Nous espérons un retour à Alexandrie comme cela nous est suggéré dans le courrier à lire ci-contre (en cliquant sur l’image). Il n’est pas encore programmé mais nous y serons présents dès que ce sera envisageable. Comme nous devrons répondre présents lorsque les professionnels de l’Afrique Méditerranéenne chercheront des appuis en période de reconstruction. L’association/revue Psy Cause, en 2017, peut être fière de la pérennité de ses relations avec la Bibliotheca Alexandrina.
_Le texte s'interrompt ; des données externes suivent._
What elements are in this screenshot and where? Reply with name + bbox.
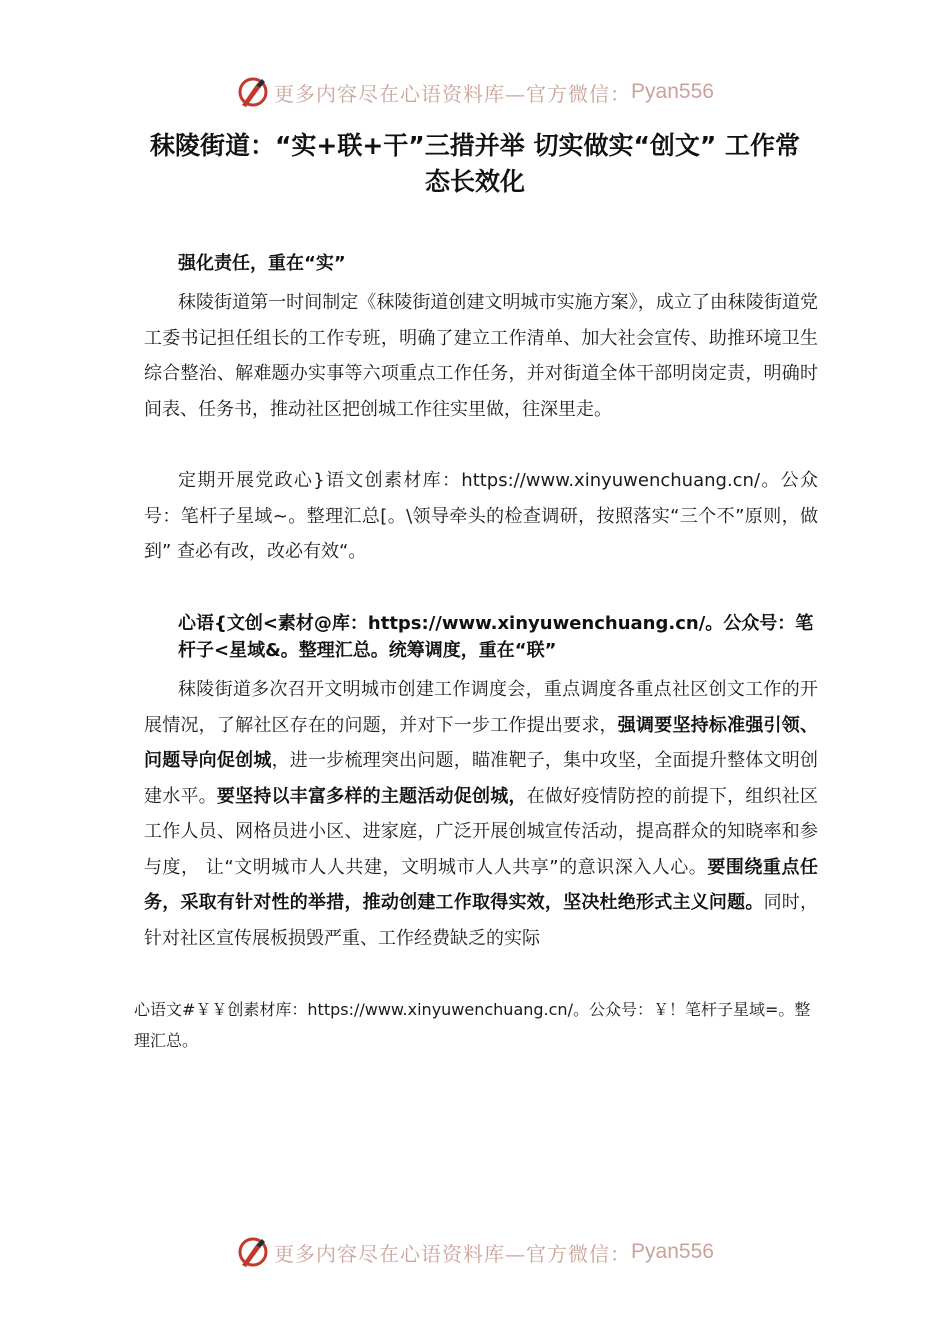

Nous conclurons en rappelant nos propos écrits il y a un an à propos du courrier annuel reçu, qui n’ont pas pris une ride : « Il a mis un mois à nous parvenir : c’est un beau support papier et non un courriel dématérialisé. Tout un symbole à l’ère du numérique. Il est comme les écrits avec de beaux hiéroglyphes sur la pierre d’éternité des temples antiques dont la contemplation met le lecteur en contact direct avec la main du scribe au travers des millénaires, qui nous fait toucher la matérialité du temps qui fait défaut à notre époque. Il est la justification de notre revue papier sans la matérialité de laquelle, l’auteur d’un article qui se présente devant un jury, même avec un simple PDF, n’aurait pas la même crédibilité. Les Egyptiens anciens l’avaient compris lorsque dans les pyramides, ils ont éprouvé le besoin de graver sur les murs des salles funéraires leurs textes religieux et de ne plus se contenter de récitations même si elles étaient lues sur des papyrus. De nos jours, la numérisation des ouvrages des bibliothèques est, de surcroit, un moyen de conserver pour l’éternité, en un lieu caché, de précieux supports matériels. Ce courrier reçu d’Alexandrie, nous en donnons ci contre la version numérique et en conservons précieusement le support.»